Back in 2017 tacotron213was a SOTA model, achieving human level quality with MOS=4.5. Now tacotron is a classic example of sequence-to-sequence modelling in pre-transformers era. Bellow I’ll expand a bit more on what tacotron is, how the model is trained, and where are its merits and limitations. Tacotron is a text to spectrogam model that consists of 3 major building blocks: characters(phoneme) encoder, attention block; auto-regressive decoder.

Encoder is represented as a stack of convolutional layers that take phone embeddings and output contextualized phones, that effect is attributed to convolutional nature of the encoder additional bi-directional LSTM allows to model long-term contexts and influences across all the characters of the sequence.

Attention block is the most important and hard to learn part of the model.
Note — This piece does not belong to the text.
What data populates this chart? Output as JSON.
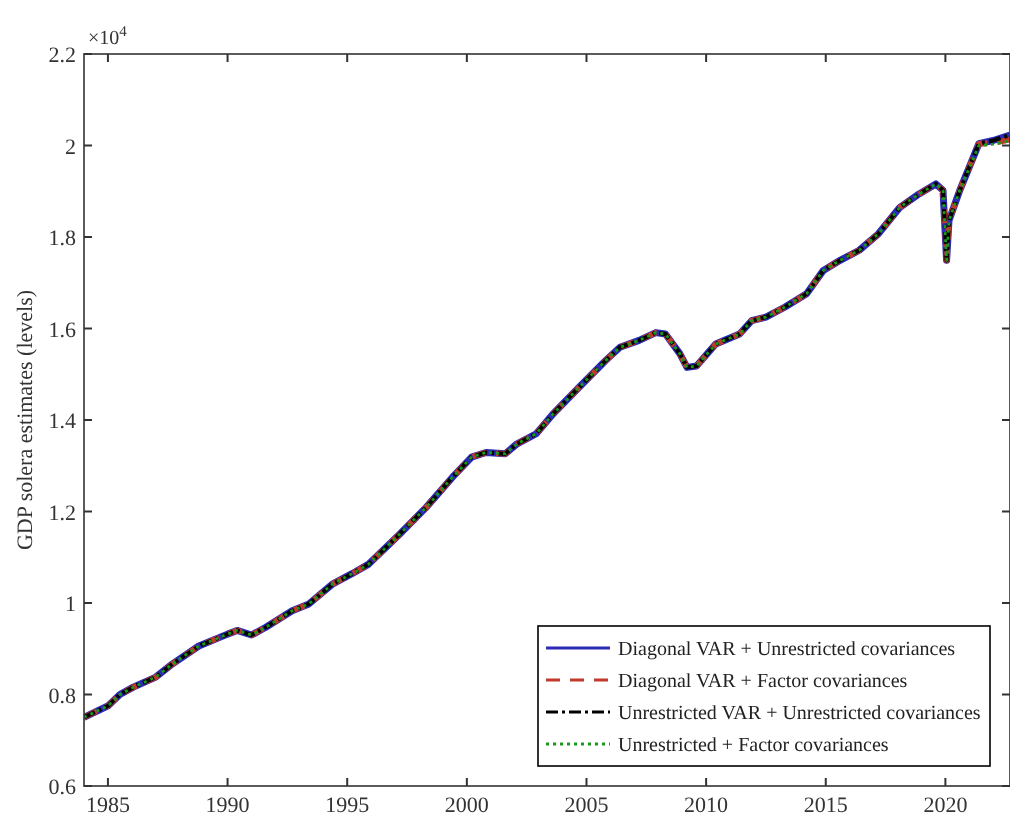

Authors use location-sensitive attention that is described in attention based models for ASR14 Intuitively attention is represented as an alignment matrix between text and spectrogram frames. Where length of text is \(N\) characters and length of the spectrogram is \(M\) frames.

\[\begin{align*} A = \begin{bmatrix} a_{11} & a_{12} & \cdots & a_{1M} \\ a_{21} & a_{22} & \cdots & a_{2M} \\ \vdots & \vdots & \ddots & \vdots \\ a_{N1} & a_{N2} & \cdots & a_{NM} \end{bmatrix} , A \in \mathbb{R}^{N \times M} \end{align*}\]

Attention selects relevant characters that are mapped to the corresponding spectrogram frame. We do this by accounting previous alignment \(a_{i-1}\) too, so that model attends to element of the sequence that in close proximity to previous position. This encourages model to monotonically move forwards.

[!Question] Can you think of alternatives on how text tokens can be mapped to their corresponding acoustic representations?

Decoder We use teacher forcing (ground truth previous frame is used for conditioning) and attention context from the encoder to predict next spectrogram frame. During inference teach-forcing is not possible so previously predicted spectrogram frames are used for the conditioning. Autoregressive nature of decoding is slow and grows with the length of the spectrogram.

Loss function. The model is trained using frame-wise MSE loss. Remember teacher forcing mentioned above? We need it exactly for the purpose of being able to compute MSE, since otherwise model will be less constrained in terms of modelling durations for each of the phonemes in the utterance. Our goal is to match number of frames in ground truth and predicted spectrograms as well as to have all the frames exactly aligned.

\[\begin{align*} \mathcal{L}_{\text{MSE}} = \frac{1}{N} \sum_{i=1}^{N} \| x^{(i)} - \hat{x}^{(i)} \|^2, x^{(i)} \in \mathbb{R}^{F} \end{align*}\]

[!Question] What metrics can you think of for measuring quality of a TTS system?

Ecosystem

These days when deep learning for speech is getting mature, multiple libraries are available for training TTS models, the most prominent of them are:

  • NVIDIA’s NeMo15
  • ESPnet16 from CMU
  • s3prl17 - speech self supervised learning toolkit

These toolkits are good for training production quality models, though for research purposes I suggest to focus on standalone easily hackable repos with implementations of your interest so that you can iterate quicker while testing new ideas or learning new concept. I suggest exploring NeMo tutorials18 on a jupyter notebooks19 covering various TTS models including classic examples and modern approaches.